Market Wire - Durable Goods Rise More Slowly, Underlining Slowing Momentum in US Economy
Karl Schamotta, Chief Market Strategist: karl.schamotta@corpay.com
Durable goods orders and capital investment climbed less than expected last month, suggesting that shifting spending patterns and dwindling savings are beginning to take a toll on tangible consumption patterns in the US economy. Data released by the Census Bureau this morning indicated that new orders for manufactured goods meant to last more than three years increased $1.2 billion or 0.4 percent to $265.3 billion in April. Markets expected a 0.6 percent gain.
Shipments increased $0.3 billion or 0.1 percent to $264.3 billion, and unfilled orders rose for a 20th consecutive month, up $5.9 billion or 0.5 percent to $1,106.7 billion.

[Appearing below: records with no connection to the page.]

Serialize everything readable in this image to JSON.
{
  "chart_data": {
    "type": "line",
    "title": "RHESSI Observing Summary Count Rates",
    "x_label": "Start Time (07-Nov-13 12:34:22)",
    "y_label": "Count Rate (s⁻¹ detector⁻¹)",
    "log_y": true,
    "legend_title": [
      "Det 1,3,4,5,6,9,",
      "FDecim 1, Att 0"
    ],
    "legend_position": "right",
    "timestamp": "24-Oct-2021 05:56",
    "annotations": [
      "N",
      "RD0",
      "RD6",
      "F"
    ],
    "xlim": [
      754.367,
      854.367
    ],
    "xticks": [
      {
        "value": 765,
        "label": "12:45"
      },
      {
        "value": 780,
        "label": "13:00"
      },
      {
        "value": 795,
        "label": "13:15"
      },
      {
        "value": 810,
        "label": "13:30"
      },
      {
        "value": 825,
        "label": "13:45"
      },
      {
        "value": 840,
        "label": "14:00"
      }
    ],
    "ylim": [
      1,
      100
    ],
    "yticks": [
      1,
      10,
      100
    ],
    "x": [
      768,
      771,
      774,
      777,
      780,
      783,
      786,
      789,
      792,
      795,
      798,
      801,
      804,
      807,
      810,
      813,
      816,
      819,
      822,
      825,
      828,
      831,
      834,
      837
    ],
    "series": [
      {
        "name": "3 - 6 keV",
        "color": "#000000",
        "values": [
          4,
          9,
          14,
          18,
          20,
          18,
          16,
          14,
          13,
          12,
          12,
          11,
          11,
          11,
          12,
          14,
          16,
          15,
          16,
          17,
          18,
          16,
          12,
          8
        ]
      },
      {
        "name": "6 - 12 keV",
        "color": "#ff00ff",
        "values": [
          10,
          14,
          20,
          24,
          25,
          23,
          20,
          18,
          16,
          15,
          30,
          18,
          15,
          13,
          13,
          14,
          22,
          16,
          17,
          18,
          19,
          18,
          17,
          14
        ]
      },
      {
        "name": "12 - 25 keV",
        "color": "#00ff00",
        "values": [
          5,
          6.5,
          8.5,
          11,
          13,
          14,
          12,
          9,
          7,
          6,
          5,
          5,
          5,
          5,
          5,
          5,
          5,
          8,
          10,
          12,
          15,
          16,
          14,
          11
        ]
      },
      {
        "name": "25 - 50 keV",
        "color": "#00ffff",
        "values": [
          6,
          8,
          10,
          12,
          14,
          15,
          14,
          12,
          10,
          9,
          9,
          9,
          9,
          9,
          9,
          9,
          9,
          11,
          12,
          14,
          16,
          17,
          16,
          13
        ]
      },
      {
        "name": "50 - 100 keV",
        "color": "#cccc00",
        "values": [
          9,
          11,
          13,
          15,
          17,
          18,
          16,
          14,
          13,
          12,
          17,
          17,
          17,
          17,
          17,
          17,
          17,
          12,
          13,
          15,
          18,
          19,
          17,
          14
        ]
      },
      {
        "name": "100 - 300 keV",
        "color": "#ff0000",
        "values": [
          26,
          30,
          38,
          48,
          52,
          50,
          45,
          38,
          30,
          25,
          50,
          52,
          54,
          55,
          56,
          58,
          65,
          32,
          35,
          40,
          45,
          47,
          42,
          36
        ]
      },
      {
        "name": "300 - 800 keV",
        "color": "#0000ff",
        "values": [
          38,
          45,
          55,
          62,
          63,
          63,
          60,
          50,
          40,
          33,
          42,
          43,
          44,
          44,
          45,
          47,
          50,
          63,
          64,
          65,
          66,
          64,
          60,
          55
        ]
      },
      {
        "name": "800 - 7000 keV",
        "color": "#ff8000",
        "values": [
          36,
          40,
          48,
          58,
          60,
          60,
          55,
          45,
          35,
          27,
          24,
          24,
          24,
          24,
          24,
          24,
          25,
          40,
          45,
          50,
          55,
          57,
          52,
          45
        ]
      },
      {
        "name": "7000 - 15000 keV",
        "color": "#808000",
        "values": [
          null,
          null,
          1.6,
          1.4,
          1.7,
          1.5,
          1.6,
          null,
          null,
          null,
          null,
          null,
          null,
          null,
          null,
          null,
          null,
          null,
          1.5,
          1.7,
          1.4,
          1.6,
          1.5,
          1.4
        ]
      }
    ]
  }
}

Core capital goods orders - a measure of non-defence capital goods excluding aircraft - rose 0.3 percent month-over-month after a revised 1.1 percent gain in March. Economists polled by the major data providers had expected a 0.5 percent increase.
Treasury yields dropped in the minutes after the release, putting downward pressure on the dollar. Markets are treading carefully ahead of this afternoon’s Fed minutes, with incipient signs of US economic weakness putting investors on alert for any softening in the central bank’s hawkish rhetoric. Expectations for a 50 basis point move at the Fed’s September meeting have tumbled, and terminal rate forecasts are coming down, with swaps now showing rates peaking at around 2.95 percent next year - down from 3.1 percent earlier in the week.
The euro is back on the defensive after a number of senior European Central Bank officials warned against hiking rates aggressively in the coming months, suggesting that growing economic uncertainties would make a gradual tightening cycle more appropriate.